30. The detergent composition according to claim 29, comprising 1%. 33. The detergent composition according to claim 29, comprising as component (c) at least 0.1% of a commercially available highly branched alkylbenzene sulfonate surfactant. 34. Component (c) comprising a nonionic surfactant at a level of from 0.5 to 25% by weight of the detergent composition, wherein the nonionic surfactant is a linear C ₁₀ -C ₁₆ alkyl, intermediate chain C ₁ -C ₃ branched C ₁₀ -C ₁₆ alkyl, guerbet branched C _10-
Hydrophobic groups selected from C ₁₆ alkyl and mixtures thereof, and 1-15 ethoxylate, 1-15 propoxylate, 1-
30. The detergent composition according to claim 29, which is a capped or uncapped polyalkoxylated alcohol having a hydrophilic group selected from 15 butoxylates and mixtures thereof. 35. Component (c) comprising an alkyl sulfate surfactant at a level of 0.5 to 25% by weight of the detergent composition, wherein the alkyl sulfate surfactant comprises:
Linear C ₁₀ -C ₁₆ alkyl, intermediate chain C ₁ -C ₃ branched C ₁₀ -C ₁₈ alkyl,
guerbet branched C ₁₀ -C ₁₆ alkyl and hydrophobic groups selected from mixtures thereof and Na, has a cation selected from K, and mixtures thereof A detergent composition according to claim 29. 36. As component (c), alkyl (poly) at a level of from 0.5 to 25% by weight of the detergent composition.
(Alkoxy) sulfate surfactants and their alkyl (polyalkyl)

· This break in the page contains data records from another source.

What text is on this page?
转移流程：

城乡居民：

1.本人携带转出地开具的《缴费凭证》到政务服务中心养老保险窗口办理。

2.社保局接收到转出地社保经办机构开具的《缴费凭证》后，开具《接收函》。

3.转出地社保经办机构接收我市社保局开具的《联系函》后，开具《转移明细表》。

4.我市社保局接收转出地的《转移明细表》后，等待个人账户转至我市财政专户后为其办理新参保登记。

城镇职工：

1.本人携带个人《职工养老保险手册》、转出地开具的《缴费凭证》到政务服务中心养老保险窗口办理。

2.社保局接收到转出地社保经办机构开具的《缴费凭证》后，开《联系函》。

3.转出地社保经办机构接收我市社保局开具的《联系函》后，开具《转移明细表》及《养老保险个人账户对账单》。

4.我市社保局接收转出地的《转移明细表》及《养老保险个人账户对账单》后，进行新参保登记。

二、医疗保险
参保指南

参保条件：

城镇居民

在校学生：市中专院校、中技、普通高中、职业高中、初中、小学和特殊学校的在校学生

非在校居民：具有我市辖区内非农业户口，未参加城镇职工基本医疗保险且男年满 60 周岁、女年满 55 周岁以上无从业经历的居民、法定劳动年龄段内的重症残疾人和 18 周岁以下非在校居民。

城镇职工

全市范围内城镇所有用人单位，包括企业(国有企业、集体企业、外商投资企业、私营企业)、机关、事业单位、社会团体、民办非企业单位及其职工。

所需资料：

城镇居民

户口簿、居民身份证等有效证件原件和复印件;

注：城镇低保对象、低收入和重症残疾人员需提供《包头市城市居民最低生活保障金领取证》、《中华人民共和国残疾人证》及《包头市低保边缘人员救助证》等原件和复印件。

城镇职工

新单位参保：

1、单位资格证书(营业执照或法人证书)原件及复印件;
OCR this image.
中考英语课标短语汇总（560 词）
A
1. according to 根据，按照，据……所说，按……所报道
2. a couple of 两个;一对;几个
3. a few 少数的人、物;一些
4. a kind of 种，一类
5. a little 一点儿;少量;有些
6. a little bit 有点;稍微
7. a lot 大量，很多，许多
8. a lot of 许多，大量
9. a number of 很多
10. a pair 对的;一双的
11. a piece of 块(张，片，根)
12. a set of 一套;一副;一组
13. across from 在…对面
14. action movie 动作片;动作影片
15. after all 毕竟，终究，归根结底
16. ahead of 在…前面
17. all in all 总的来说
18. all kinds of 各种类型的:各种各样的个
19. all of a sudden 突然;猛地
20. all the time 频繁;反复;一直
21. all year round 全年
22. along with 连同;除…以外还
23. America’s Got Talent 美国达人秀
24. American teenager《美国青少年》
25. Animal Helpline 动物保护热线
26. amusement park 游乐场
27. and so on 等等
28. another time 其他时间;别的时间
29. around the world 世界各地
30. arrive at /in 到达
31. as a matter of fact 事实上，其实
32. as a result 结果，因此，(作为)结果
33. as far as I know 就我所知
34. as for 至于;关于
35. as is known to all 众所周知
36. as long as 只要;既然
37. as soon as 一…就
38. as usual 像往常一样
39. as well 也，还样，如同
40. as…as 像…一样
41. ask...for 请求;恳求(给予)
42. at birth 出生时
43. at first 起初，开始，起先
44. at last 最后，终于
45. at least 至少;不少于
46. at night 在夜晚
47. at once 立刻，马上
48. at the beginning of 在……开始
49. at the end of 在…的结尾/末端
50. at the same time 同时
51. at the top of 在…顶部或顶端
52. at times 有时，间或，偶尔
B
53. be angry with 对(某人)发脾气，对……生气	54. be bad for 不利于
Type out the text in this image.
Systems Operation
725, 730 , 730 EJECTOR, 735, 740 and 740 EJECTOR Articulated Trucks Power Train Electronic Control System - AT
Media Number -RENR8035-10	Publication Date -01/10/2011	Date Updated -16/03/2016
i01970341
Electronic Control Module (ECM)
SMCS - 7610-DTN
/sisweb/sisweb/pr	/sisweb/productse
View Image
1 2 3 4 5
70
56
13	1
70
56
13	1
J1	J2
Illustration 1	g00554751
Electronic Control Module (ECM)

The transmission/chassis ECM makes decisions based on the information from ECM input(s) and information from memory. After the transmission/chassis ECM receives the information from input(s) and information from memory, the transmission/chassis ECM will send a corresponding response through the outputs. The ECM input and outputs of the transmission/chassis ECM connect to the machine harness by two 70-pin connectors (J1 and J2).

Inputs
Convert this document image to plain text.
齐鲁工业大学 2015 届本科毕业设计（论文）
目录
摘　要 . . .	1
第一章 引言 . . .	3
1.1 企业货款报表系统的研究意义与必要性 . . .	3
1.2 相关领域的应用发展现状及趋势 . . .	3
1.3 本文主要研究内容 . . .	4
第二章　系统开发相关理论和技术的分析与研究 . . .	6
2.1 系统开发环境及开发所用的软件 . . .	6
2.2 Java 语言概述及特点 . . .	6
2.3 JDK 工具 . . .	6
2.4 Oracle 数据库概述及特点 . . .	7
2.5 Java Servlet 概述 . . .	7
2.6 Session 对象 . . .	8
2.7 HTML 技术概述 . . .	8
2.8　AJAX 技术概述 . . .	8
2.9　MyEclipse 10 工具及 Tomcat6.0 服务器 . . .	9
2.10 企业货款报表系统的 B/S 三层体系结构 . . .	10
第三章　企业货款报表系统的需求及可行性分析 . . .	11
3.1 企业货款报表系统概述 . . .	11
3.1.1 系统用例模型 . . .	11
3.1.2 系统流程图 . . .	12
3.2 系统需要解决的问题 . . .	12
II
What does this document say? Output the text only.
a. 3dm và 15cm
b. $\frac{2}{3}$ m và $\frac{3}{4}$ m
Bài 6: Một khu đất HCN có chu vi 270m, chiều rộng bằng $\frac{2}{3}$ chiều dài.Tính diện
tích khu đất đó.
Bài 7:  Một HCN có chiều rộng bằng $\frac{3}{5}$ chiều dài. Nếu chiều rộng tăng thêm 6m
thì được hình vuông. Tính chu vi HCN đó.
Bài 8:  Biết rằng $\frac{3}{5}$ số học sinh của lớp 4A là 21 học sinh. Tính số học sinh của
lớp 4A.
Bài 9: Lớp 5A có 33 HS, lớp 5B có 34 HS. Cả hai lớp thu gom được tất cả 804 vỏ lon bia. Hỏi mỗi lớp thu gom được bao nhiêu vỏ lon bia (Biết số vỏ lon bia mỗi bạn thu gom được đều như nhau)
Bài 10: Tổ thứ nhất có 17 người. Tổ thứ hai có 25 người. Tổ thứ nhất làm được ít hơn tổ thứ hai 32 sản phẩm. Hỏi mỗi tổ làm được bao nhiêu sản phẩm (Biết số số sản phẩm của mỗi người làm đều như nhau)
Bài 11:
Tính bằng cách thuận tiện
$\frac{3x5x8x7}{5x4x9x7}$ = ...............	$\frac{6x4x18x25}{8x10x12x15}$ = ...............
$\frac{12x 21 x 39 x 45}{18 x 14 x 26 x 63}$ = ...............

Lucoxy) sulfate surfactant is a linear C₁₀-C₁₆Alkyl, intermediate chain C ₁ -C₃Branch C₁₀-C₁₆Alkyl, guerbet branch C₁₀-C₁₆Alkyl
1- in hydrophobic or capped or uncapped form selected from
15 polyethoxy sulfate, 1-15 polypropoxy sulfate, 1-1
5 polybutoxy sulfate, 1-15 mixed poly (ethoxy / propoxy / but
(Polyalkoxy) sulphates selected from xy) sulphates and mixtures thereof
Sulfate hydrophilic groups and cations selected from Na, K and mixtures thereof
30. The detergent composition according to claim 29, comprising a component. 37. The detergent composition according to claim 29, wherein the composition is in the form of a heavy liquid detergent. 38. The detergent composition according to claim 29, which is in the form of a synthetic detergent laundry bar. 39. The method of claim 29, wherein the detergent additive (d) is in the form of heavy granules and comprises 10 to 50% by weight of the detergent composition of a non-phosphate builder. A detergent composition according to any one of the preceding claims. 40. The method according to claim 29, which is in the form of heavy granules, wherein the conventional cleaning additive (d) comprises 10 to 50% by weight of the detergent composition of the phosphate builder. The detergent composition according to claim 1. 41. The method according to claim 29, which is in the form of heavy granules, wherein the conventional cleaning additive (d) comprises sodium tripolyphosphate as a phosphate builder. The detergent composition according to any one of the preceding claims. 42. The improved alkylbenzenesulfonate surfactant mixture comprises: (i) a mixture of branched and straight-chain alkylbenzenesulfonate surfactants having a 2 / 3-phenyl index of from 500 to 700;
Mixing with an alkylbenzene sulfonate surfactant mixture having a -phenyl index; and (ii) mixing a mixture of branched and linear alkylbenzenes having a 2 / 3-phenyl index of 500-700 with a 2 / 3-phenyl index of 75-160. Is mixed with an alkylbenzene mixture having the following to sulfonate the blend:
The detergent composition according to any one of claims 1 to 5, wherein the detergent composition is produced by a process comprising steps selected from the following.